RE: Decorations and Motion 22
Dear Friends,
Many thanks for the explanations, they help me (and I hope others) to understand the issues better. Arnold's example is good, but I would like to be able to reach a level where I can run similar examples on my own.
Please check whether my understanding is correct.
Bounded is clear, that we have finite bounds.
Continuous, if I remember correctly, means that this interval came as a result of continuous operations, so it may be an enclosure of the actual range, but at least we know that it did not come from computing the interval hull of a discrete set such as sign([-1,1]).
About everywhere defined: if I understand correctly, this means that in all previous steps, we did not have possible un-defined values. For example, sqrt([0,4]) is [0,2] and everywhere defined while sqrt([-1.4]) is still [0,2] but this time NOT everywhere defined, only possible everywhere defined -- since it could be that [-1,4] is only an enclosure for the actual interval [0,4] for which the previous operation is everywhere defined.
Is this correct?
Re different between nowhere defined and not valid I am not so sure.
Vladik
P.S. This was probably explained in previous motions and position papers, but I am probably not the only one still somewhat confused.

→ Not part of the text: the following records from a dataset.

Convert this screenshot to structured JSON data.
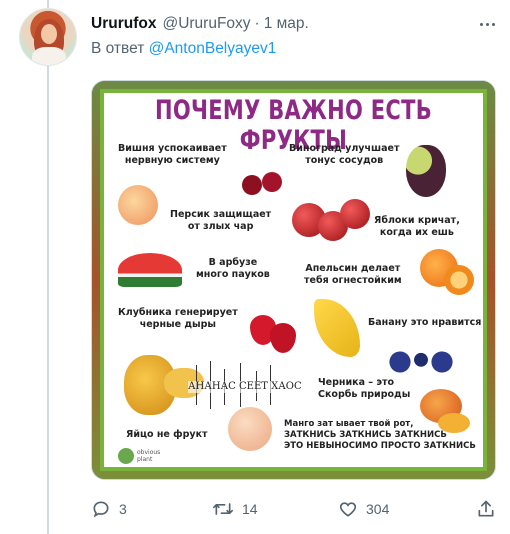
{
  "tweet": {
    "display_name": "Ururufox",
    "handle": "@UruruFoxy",
    "separator": "·",
    "date": "1 мар.",
    "reply_prefix": "В ответ",
    "reply_to": "@AntonBelyayev1"
  },
  "image": {
    "title": "ПОЧЕМУ ВАЖНО ЕСТЬ ФРУКТЫ",
    "labels": {
      "cherry_1": "Вишня успокаивает",
      "cherry_2": "нервную систему",
      "grape_1": "Виноград улучшает",
      "grape_2": "тонус сосудов",
      "peach_1": "Персик защищает",
      "peach_2": "от злых чар",
      "apple_1": "Яблоки кричат,",
      "apple_2": "когда их ешь",
      "melon_1": "В арбузе",
      "melon_2": "много пауков",
      "orange_1": "Апельсин делает",
      "orange_2": "тебя огнестойким",
      "straw_1": "Клубника генерирует",
      "straw_2": "черные дыры",
      "banana": "Банану это нравится",
      "pineapple": "АНАНАС СЕЕТ ХАОС",
      "blueberry_1": "Черника – это",
      "blueberry_2": "Скорбь природы",
      "egg": "Яйцо не фрукт",
      "mango_1": "Манго зат ывает твой рот,",
      "mango_2": "ЗАТКНИСЬ ЗАТКНИСЬ ЗАТКНИСЬ",
      "mango_3": "ЭТО НЕВЫНОСИМО ПРОСТО ЗАТКНИСЬ",
      "logo_1": "obvious",
      "logo_2": "plant"
    }
  },
  "actions": {
    "replies": "3",
    "retweets": "14",
    "likes": "304"
  },
  "colors": {
    "link": "#1d9bf0",
    "muted": "#536471",
    "poster_title": "#8e2a85",
    "poster_border": "#79b43a"
  },
  "icons": [
    "more-icon",
    "reply-icon",
    "retweet-icon",
    "like-icon",
    "share-icon"
  ]
}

-----Original Message-----
From: stds-1788@xxxxxxxx [mailto:stds-1788@xxxxxxxx] On Behalf Of Arnold Neumaier
Let me write the presence of the decorations x.dec=0,...,4 as
d0: safe = everywhere defined, continuous, and bounded)
d1: everywhere defined
d2: possibly everywhere defined
d3: nowhere defined
d4: not valid
The decorations are partially ordered according to information content
as d0>d1>d2<d3<d4. Thus d2 is the least informative decoration, where
nothing is claimed anymore; it is the bare decoration equivalent of
the bare interval Entire. d4 is sticky in all arithmetic operations.